20 or so is the dream age group. If you are under 20 you want to look 20, if you are over 20, you want to look 20. I want to look 20. So do you.
And use old(er) ladies
The ageing of Australia has resulted in quite a large market for products marketed to the over 40/50’s. Most players use ‘old’ actresses like Andy McDowell, Liz Hurley etc. who appeal to those who can remember them as young actresses.
Target Metros
I’m told, by extremely reliable sources, that ‘metrosexuals’ males who buy beauty products, account for about 5% of up-market brand’s sales. And that market is growing very quickly.
Use magazines
Beauty is a visual thing. The best visual marketplace is the glossies. Big, wide spreads; extravaganzas that literally drip glamour. Close ups that are so close up you can see how the pores have been photo-shopped. Not a flaw for miles. Take the front end, the middle spread or the back pages, only.
Use Sundays
The Sunday Herald Sun/Sydney Morning Herald magazine is becoming a showcase media, for some reason.
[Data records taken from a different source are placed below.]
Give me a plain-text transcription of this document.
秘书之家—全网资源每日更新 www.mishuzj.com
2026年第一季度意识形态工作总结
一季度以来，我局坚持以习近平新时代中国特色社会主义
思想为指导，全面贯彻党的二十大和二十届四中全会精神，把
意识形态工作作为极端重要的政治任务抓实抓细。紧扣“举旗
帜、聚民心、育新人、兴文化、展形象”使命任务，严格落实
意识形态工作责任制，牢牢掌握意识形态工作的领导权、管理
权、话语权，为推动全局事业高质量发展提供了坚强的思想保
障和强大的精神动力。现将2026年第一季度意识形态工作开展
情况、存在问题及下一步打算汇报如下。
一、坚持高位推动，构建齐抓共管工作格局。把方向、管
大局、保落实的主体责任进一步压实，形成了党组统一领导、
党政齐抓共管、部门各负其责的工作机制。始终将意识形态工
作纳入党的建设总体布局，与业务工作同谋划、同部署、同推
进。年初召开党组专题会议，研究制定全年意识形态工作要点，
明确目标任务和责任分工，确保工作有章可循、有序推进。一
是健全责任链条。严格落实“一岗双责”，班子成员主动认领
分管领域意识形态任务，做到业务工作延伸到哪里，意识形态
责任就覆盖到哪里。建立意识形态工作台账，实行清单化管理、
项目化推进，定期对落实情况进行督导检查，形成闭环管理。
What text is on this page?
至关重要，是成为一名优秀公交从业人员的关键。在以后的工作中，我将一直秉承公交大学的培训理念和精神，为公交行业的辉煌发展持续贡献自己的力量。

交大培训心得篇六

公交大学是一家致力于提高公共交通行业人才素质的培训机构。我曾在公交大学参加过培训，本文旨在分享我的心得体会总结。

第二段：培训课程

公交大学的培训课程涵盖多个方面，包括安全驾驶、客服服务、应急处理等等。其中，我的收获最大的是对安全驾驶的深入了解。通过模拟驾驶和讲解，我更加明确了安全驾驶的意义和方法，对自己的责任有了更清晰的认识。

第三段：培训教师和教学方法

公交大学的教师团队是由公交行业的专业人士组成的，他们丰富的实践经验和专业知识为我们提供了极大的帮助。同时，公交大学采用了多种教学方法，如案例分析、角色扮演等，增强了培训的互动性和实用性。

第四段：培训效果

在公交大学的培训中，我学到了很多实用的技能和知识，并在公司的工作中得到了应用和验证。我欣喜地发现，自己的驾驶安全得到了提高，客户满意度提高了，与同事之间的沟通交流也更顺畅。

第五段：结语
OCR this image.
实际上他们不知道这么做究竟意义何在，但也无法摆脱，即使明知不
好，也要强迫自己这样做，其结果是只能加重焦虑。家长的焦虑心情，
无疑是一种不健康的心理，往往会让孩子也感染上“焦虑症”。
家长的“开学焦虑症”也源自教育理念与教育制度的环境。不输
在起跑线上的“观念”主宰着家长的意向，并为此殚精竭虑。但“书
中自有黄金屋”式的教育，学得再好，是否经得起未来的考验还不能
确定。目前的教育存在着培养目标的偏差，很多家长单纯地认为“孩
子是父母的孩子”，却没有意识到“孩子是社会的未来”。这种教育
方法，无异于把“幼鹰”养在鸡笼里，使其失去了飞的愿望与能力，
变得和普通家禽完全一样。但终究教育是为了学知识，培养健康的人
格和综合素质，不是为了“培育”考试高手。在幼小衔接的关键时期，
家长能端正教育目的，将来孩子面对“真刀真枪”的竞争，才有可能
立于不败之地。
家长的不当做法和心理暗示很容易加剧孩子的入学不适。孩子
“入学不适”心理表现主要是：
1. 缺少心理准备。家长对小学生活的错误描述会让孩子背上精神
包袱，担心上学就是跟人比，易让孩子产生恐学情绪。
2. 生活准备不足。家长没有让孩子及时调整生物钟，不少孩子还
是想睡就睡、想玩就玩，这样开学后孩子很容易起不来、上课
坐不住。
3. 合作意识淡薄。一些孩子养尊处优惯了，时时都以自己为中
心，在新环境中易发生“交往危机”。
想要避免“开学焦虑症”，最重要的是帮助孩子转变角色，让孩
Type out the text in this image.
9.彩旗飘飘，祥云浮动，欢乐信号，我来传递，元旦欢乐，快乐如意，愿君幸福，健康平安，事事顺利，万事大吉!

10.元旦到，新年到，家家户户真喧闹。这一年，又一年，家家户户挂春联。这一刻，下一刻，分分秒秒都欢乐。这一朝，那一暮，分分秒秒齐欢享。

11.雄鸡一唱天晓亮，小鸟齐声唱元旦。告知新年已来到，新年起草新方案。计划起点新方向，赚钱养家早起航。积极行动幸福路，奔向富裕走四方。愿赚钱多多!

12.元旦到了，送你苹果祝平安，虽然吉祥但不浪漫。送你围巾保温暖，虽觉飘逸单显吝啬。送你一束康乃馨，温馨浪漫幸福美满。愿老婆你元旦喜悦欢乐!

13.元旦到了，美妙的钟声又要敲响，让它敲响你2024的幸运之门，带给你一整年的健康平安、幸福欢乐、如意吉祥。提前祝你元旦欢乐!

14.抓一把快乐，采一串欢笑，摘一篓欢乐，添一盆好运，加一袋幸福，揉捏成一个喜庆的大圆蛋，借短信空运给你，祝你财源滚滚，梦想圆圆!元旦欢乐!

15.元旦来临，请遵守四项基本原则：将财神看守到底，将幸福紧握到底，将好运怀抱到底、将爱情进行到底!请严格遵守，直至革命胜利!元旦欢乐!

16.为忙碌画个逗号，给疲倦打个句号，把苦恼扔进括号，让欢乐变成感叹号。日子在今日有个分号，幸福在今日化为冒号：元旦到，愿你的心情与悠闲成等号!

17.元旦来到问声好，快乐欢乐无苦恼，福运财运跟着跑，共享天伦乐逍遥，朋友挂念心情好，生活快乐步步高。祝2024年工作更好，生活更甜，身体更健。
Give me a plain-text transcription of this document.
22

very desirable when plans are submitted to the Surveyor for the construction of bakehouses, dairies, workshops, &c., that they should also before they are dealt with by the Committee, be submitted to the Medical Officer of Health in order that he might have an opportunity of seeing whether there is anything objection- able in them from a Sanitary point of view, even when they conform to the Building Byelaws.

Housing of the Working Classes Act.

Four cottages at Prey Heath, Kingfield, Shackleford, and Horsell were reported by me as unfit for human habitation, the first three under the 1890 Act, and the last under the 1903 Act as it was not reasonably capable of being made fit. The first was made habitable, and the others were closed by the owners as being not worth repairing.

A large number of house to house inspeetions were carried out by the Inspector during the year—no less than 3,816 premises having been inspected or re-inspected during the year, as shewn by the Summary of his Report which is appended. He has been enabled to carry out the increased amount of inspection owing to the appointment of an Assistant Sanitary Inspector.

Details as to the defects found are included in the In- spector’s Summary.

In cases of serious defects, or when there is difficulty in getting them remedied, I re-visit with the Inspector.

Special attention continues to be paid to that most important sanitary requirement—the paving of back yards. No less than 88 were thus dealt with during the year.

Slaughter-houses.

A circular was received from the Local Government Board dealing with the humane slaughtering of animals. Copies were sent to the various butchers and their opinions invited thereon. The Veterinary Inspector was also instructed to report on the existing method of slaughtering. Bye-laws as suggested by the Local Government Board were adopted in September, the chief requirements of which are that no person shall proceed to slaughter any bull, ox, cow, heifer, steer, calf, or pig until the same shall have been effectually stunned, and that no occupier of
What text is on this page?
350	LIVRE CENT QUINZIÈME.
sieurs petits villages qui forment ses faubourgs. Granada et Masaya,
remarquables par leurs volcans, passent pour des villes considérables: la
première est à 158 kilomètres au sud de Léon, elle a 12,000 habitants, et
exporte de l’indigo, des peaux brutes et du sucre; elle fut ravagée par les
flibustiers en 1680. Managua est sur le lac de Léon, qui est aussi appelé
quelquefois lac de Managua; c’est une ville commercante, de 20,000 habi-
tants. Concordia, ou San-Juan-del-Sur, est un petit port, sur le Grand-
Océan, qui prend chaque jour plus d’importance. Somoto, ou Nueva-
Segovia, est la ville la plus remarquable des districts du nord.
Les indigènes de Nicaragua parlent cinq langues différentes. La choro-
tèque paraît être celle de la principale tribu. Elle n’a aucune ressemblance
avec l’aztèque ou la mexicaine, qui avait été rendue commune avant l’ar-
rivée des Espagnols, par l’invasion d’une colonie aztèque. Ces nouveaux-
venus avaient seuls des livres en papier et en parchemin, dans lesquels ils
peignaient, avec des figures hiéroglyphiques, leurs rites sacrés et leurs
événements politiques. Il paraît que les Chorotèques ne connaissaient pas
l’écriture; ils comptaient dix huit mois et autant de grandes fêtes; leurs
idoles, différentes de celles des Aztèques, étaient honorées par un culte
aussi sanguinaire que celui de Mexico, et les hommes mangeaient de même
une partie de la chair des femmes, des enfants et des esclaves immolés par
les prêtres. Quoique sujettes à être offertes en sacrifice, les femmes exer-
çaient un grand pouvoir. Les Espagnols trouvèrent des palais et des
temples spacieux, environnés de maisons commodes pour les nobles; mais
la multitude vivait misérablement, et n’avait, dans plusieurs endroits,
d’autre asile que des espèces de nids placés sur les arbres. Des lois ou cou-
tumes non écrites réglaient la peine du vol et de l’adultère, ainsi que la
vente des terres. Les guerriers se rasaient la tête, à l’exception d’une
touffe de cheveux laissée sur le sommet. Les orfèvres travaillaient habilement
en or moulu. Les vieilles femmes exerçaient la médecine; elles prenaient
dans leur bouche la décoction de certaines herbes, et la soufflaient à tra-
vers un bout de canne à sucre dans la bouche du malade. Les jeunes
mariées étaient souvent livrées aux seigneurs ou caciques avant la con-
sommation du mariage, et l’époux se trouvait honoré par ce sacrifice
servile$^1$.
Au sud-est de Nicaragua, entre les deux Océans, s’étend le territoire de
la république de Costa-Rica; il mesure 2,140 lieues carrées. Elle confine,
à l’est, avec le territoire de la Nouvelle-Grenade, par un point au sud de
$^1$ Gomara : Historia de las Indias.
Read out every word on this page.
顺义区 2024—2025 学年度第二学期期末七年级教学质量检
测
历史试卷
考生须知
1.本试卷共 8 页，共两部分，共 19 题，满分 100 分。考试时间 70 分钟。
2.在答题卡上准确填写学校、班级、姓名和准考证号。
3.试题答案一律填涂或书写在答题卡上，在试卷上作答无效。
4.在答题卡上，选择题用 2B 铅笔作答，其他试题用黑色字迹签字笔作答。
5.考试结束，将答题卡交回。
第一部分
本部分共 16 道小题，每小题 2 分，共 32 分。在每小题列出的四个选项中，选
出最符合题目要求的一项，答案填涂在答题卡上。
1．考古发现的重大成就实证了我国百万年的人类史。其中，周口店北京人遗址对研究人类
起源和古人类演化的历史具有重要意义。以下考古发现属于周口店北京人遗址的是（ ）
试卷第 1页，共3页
Perhaps it’s the cost per thousand rate compared to traditional women’s magazines.
Use TV
One of the big brands I interviewed for this (I always interview extensively for my articles – I know they read like I just make them up, but actually we at Starship believe in putting a lot of effort into being accurate. So we can be flippant, with authority.) said that the only reason others didn’t use TV was that they couldn’t afford it. Quote: “If they had their pricing and products right they’d use TV.”
Sample
Always give away testers and samples. If it works they will come back for the real thing and buy others in the range too. But make very sure the little pack really looks/works like the big one.
Use Direct Mail
Especially if you’re working with Chemists or consultants. It’s important to keep your sales force focused. If you have a good database of customers, consider direct with them too. It’s a powerful visual media and quite often cheaper than magazines.
Use the Web
Again if you are working with consultants, the web is brilliant for keeping them in touch with the big plan. But it’s also great for customers for general information on your products, where to get them, why they work etc.
Consider Pyramid Marketing
Mary Kay and Nutrimetics recognized the stranglehold the big brands have on the key distribution outlets and went around them. By using teams of otherwise unemployed housewives and motivating the buggery out of them with promises of untold riches delivered with a cult style fervor, these companies have carved out a real niche in the market. And big? Are you sitting down? Mary Kay has something in the area of 5000 plus consultants running around the suburbs of Australia selling their wares. Apparently Nutrimetics have even more.
Be empowering
Allow your local staff some autonomy. What’s the point of appointing qualified marketing staff if you won’t let them do anything that a normal marketer would? Have some confidence in your Australian people and allow them to do their job properly.
World brands have severe limitations. Graphics may stay globally consistent, but local content should reflect the local market’s needs, aspirations, accents, looks. No-one here wants to be culturally colonized. Sorry to tell you this, but we are not the 53rd State of the USA. Nor are we Vanuatu.
The major players will stay arrogant and out of touch. If you’re an Australian brand, use this obvious lack of cultural fit to your advantage. Appeal to Australian women (do the bloody market research to make sure you know what they want first) in an Australian way and you’ll clean up. I’m not saying be blokey. I’m saying learn from David Jones, Just Jeans, Elle McPherson underwear, Neutrogena’s ads. Not L’Oreal’s. Because WE are worth it.